The “Barbarians” use the compromised honeypot computers to try and bruteforce into other computers using known lists of hacked usernames and passwords, sometimes using tools such as Masscan, a legitimate tool that allows users to port-scan the whole internet, according to the researchers.

The “Wizards” use the honeypot as a platform to connect to other computers in an attempt to hide their trails and the actual origin of their attacks. According to what Bergeron and Bilodeau wrote in their blog post, defensive teams can gather threat intelligence on these hackers, and “reach deeper into compromised infrastructure.”

According to Bergeron and Bilodeau, the “Thieves” have the clear goal of monetizing their access to these honeypots. They may do that by installing crypto miners, programs to perform click fraud or generate fake traffic to websites they control, and selling access to the honeypot itself to other hackers.

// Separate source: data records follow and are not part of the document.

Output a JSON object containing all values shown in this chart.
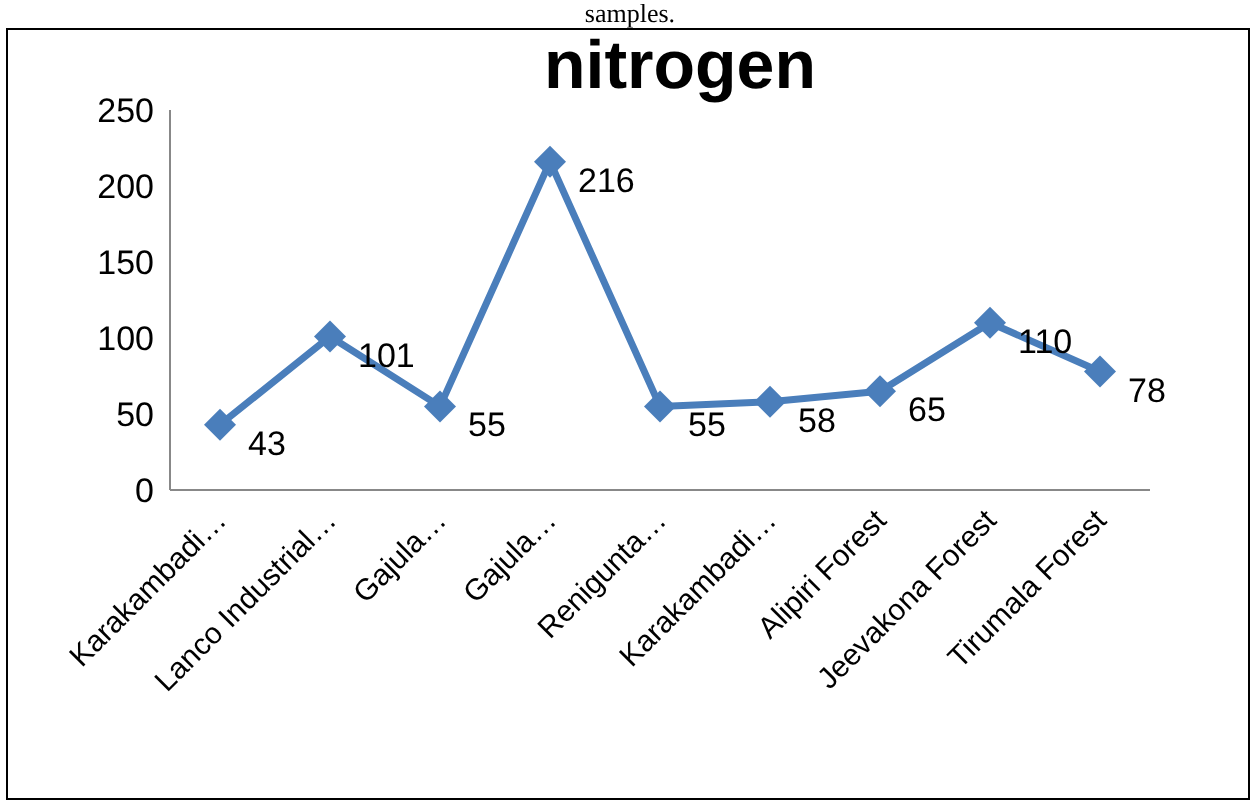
{
  "chart_data": {
    "type": "line",
    "title": "nitrogen",
    "annotations": [
      "samples."
    ],
    "categories": [
      "Karakambadi…",
      "Lanco Industrial…",
      "Gajula…",
      "Gajula…",
      "Renigunta…",
      "Karakambadi…",
      "Alipiri Forest",
      "Jeevakona Forest",
      "Tirumala Forest"
    ],
    "series": [
      {
        "color": "#4a7ebb",
        "values": [
          43,
          101,
          55,
          216,
          55,
          58,
          65,
          110,
          78
        ]
      }
    ],
    "ylim": [
      0,
      250
    ],
    "yticks": [
      0,
      50,
      100,
      150,
      200,
      250
    ],
    "grid": false,
    "marker": "diamond",
    "line_style": "solid",
    "data_labels": true
  }
}
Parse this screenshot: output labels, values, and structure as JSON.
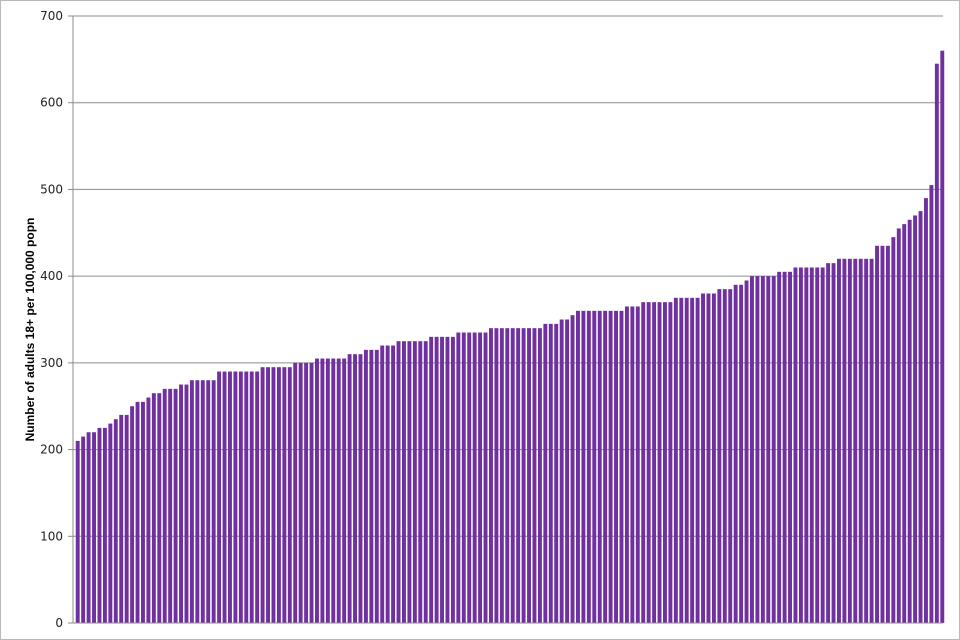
{
  "chart_data": {
    "type": "bar",
    "title": "",
    "xlabel": "",
    "ylabel": "Number of adults 18+ per 100,000 popn",
    "ylim": [
      0,
      700
    ],
    "yticks": [
      0,
      100,
      200,
      300,
      400,
      500,
      600,
      700
    ],
    "grid": true,
    "legend": "none",
    "bar_color": "#7030A0",
    "values": [
      210,
      215,
      220,
      220,
      225,
      225,
      230,
      235,
      240,
      240,
      250,
      255,
      255,
      260,
      265,
      265,
      270,
      270,
      270,
      275,
      275,
      280,
      280,
      280,
      280,
      280,
      290,
      290,
      290,
      290,
      290,
      290,
      290,
      290,
      295,
      295,
      295,
      295,
      295,
      295,
      300,
      300,
      300,
      300,
      305,
      305,
      305,
      305,
      305,
      305,
      310,
      310,
      310,
      315,
      315,
      315,
      320,
      320,
      320,
      325,
      325,
      325,
      325,
      325,
      325,
      330,
      330,
      330,
      330,
      330,
      335,
      335,
      335,
      335,
      335,
      335,
      340,
      340,
      340,
      340,
      340,
      340,
      340,
      340,
      340,
      340,
      345,
      345,
      345,
      350,
      350,
      355,
      360,
      360,
      360,
      360,
      360,
      360,
      360,
      360,
      360,
      365,
      365,
      365,
      370,
      370,
      370,
      370,
      370,
      370,
      375,
      375,
      375,
      375,
      375,
      380,
      380,
      380,
      385,
      385,
      385,
      390,
      390,
      395,
      400,
      400,
      400,
      400,
      400,
      405,
      405,
      405,
      410,
      410,
      410,
      410,
      410,
      410,
      415,
      415,
      420,
      420,
      420,
      420,
      420,
      420,
      420,
      435,
      435,
      435,
      445,
      455,
      460,
      465,
      470,
      475,
      490,
      505,
      645,
      660
    ]
  }
}
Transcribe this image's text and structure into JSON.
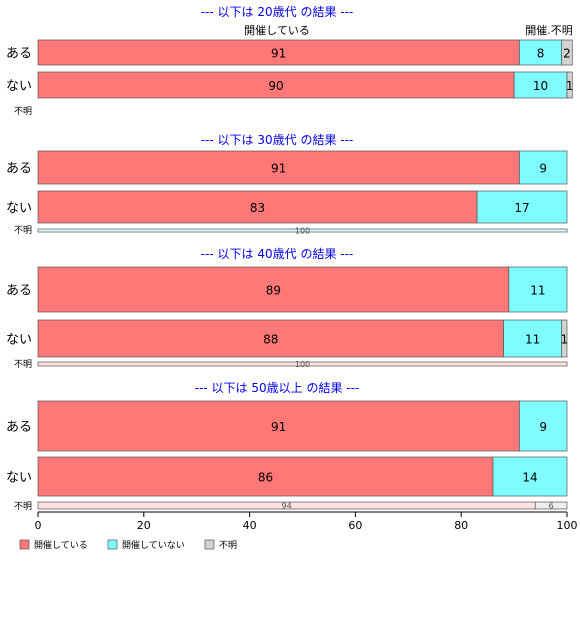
{
  "colors": {
    "held": "#ff7777",
    "not_held": "#7ffcff",
    "unknown": "#d3d3d3",
    "title": "#0000ee",
    "border": "#555555"
  },
  "legend": [
    {
      "label": "開催している",
      "color": "#ff7777"
    },
    {
      "label": "開催していない",
      "color": "#7ffcff"
    },
    {
      "label": "不明",
      "color": "#d3d3d3"
    }
  ],
  "top_labels": {
    "left": "開催している",
    "right": "開催.不明"
  },
  "chart_data": {
    "type": "bar",
    "orientation": "horizontal",
    "stacked": true,
    "xlim": [
      0,
      100
    ],
    "xticks": [
      0,
      20,
      40,
      60,
      80,
      100
    ],
    "series_names": [
      "開催している",
      "開催していない",
      "不明"
    ],
    "panels": [
      {
        "title": "--- 以下は 20歳代 の結果 ---",
        "rows": [
          {
            "label": "ある",
            "values": [
              91,
              8,
              2
            ]
          },
          {
            "label": "ない",
            "values": [
              90,
              10,
              1
            ]
          },
          {
            "label": "不明",
            "values": [
              0,
              0,
              0
            ]
          }
        ]
      },
      {
        "title": "--- 以下は 30歳代 の結果 ---",
        "rows": [
          {
            "label": "ある",
            "values": [
              91,
              9,
              0
            ]
          },
          {
            "label": "ない",
            "values": [
              83,
              17,
              0
            ]
          },
          {
            "label": "不明",
            "values": [
              0,
              100,
              0
            ]
          }
        ]
      },
      {
        "title": "--- 以下は 40歳代 の結果 ---",
        "rows": [
          {
            "label": "ある",
            "values": [
              89,
              11,
              0
            ]
          },
          {
            "label": "ない",
            "values": [
              88,
              11,
              1
            ]
          },
          {
            "label": "不明",
            "values": [
              100,
              0,
              0
            ]
          }
        ]
      },
      {
        "title": "--- 以下は 50歳以上 の結果 ---",
        "rows": [
          {
            "label": "ある",
            "values": [
              91,
              9,
              0
            ]
          },
          {
            "label": "ない",
            "values": [
              86,
              14,
              0
            ]
          },
          {
            "label": "不明",
            "values": [
              94,
              0,
              6
            ]
          }
        ]
      }
    ]
  }
}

Finally, the “Bards” are hackers with very little or almost no skills. These hackers used the honeypots to use Google to search for malware, and even watch porn. These hackers sometimes used cell phones instead of desktop or laptop computers to connect to the honeypots. Bergeron and Bilodeau said they believe this type of hacker sometimes uses the compromised computers to download porn, something that may be banned or censored in their country of origin.

In one case, a hacker “was downloading the porn and sending it to himself via Telegram. So basically circumventing a country-level ban on porn,” Bilodeau told TechCrunch. “What I think [the hacker] does with this then is download it in an internet cafe, using Telegram, and then he can put it on USB keys, and he can sell it.”

Bergeron and Bilodeau concluded that being able to observe hackers interact with this type of honeypots could be very useful not just for researchers like them, but also law enforcement or cybersecurity defensive teams — also known as blue teams.

“Law enforcement could lawfully intercept the RDP environments used by ransomware groups and collect intelligence in recorded sessions for use in investigations,” the researchers wrote in the blog post. “Blue teams for their part can consume the [Indicators of Compromise] and roll out their own traps in order to further protect their organization, as this will give them extensive documentation of opportunistic attackers’ tradecraft.”

Moreover, if hackers start to suspect that the servers they compromise may be honeypots, they will have to change strategies and decide whether the risks of being caught are worth it, “leading to a slow down which will ultimately benefit everyone,” according to the researchers.